IRBIL, Iraq - Under the Iraqi town of Sinjar, Islamic State militants built a network of tunnels, complete with sleeping quarters, wired with electricity and fortified with sandbags. There, they had boxes of U.S.-made ammunition, medicines and copies of the Quran stashed on shelves.
The Associated Press obtained extensive video footage of the tunnels, which were uncovered by Kurdish forces that took the city in northwestern Iraq earlier this month after more than a year of IS rule.
"We found between 30 and 40 tunnels inside Sinjar," said Shamo Eado, a commander from Sinjar from the Iraqi Kurdish fighters known as peshmerga. "It was like a network inside the city."
"Daesh dug these trenches in order to hide from airstrikes and have free movement underground as well as to store weapons and explosives," Eado said using an Arabic acronym for the Islamic State. "This was their military arsenal."
The video, shot by a freelancer touring the town with Kurdish fighters, showed two tunnels running several hundred yards, each starting and ending from houses, through holes knocked in walls or floors.
The narrow tunnels, carved in the rock apparently with jackhammers or other handheld equipment, are just tall enough for a man to stand in. Rows of sandbags line sections of the walls, electrical wires power fans and lights, and metal braces reinforce the ceilings. One section of the tunnel resembled a bunker. Dusty copies of the Quran sit above piles of blankets and pillows. Prescription drugs - painkillers and antibiotics - lie scattered along the floor.
In another part of the tunnel, footage shows stocks of ammunition, including U.S.-made cartridges and bomb-making tools.

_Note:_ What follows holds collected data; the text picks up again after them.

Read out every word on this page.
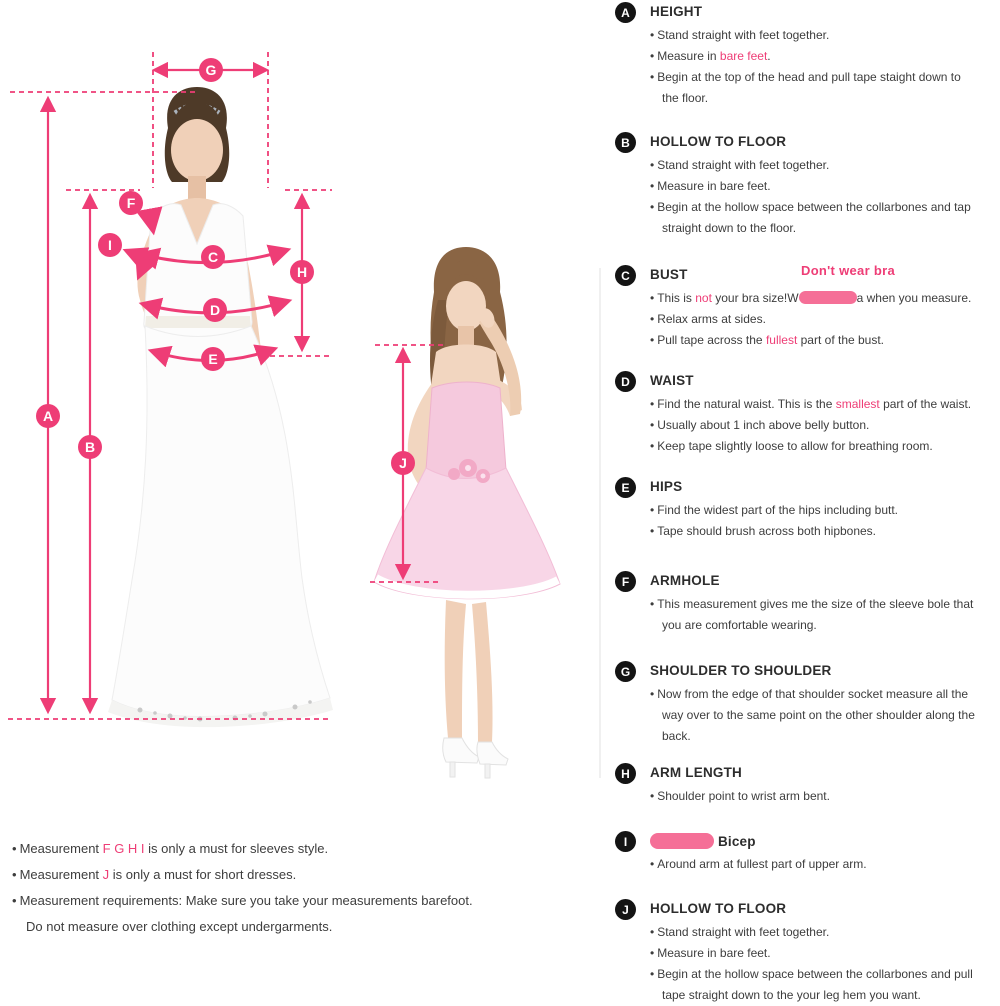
A
B
C
D
E
F
G
H
I
J
A	HEIGHT
• Stand straight with feet together.
• Measure in bare feet.
• Begin at the top of the head and pull tape staight down to
the floor.
B	HOLLOW TO FLOOR
• Stand straight with feet together.
• Measure in bare feet.
• Begin at the hollow space between the collarbones and tap
straight down to the floor.
C	BUST	Don't wear bra
• This is not your bra size!W	a when you measure.
• Relax arms at sides.
• Pull tape across the fullest part of the bust.
D	WAIST
• Find the natural waist. This is the smallest part of the waist.
• Usually about 1 inch above belly button.
• Keep tape slightly loose to allow for breathing room.
E	HIPS
• Find the widest part of the hips including butt.
• Tape should brush across both hipbones.
F	ARMHOLE
• This measurement gives me the size of the sleeve bole that
you are comfortable wearing.
G	SHOULDER TO SHOULDER
• Now from the edge of that shoulder socket measure all the
way over to the same point on the other shoulder along the
back.
H	ARM LENGTH
• Shoulder point to wrist arm bent.
I	Bicep
• Around arm at fullest part of upper arm.
J	HOLLOW TO FLOOR
• Stand straight with feet together.
• Measure in bare feet.
• Begin at the hollow space between the collarbones and pull
tape straight down to the your leg hem you want.
• Measurement F G H I is only a must for sleeves style.
• Measurement J is only a must for short dresses.
• Measurement requirements: Make sure you take your measurements barefoot.
Do not measure over clothing except undergarments.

IS has been digging tunnels for protection and movement throughout the territory it controls in Iraq and Syria, even before the U.S.-led coalition launched its campaign of airstrikes against the group more than a year ago. "This has been part of ISIS' strategy from the very beginning," said Lina Khatib a senior research associate at the Arab Reform Initiative, a Paris-based think-tank. "ISIS has been well prepared for this kind of intervention."
The Islamic State took control of Sinjar in August 2014, killing and capturing thousands of the town's mostly Yazidi residents. Yazidis, a religious minority with roots that date back to ancient Mesopotamia, are considered heretics by the Islamic State. Hundreds of women are thought to still be in IS captivity. Those who have escaped say many Yazidi women are forced to convert to Islam and marry IS fighters.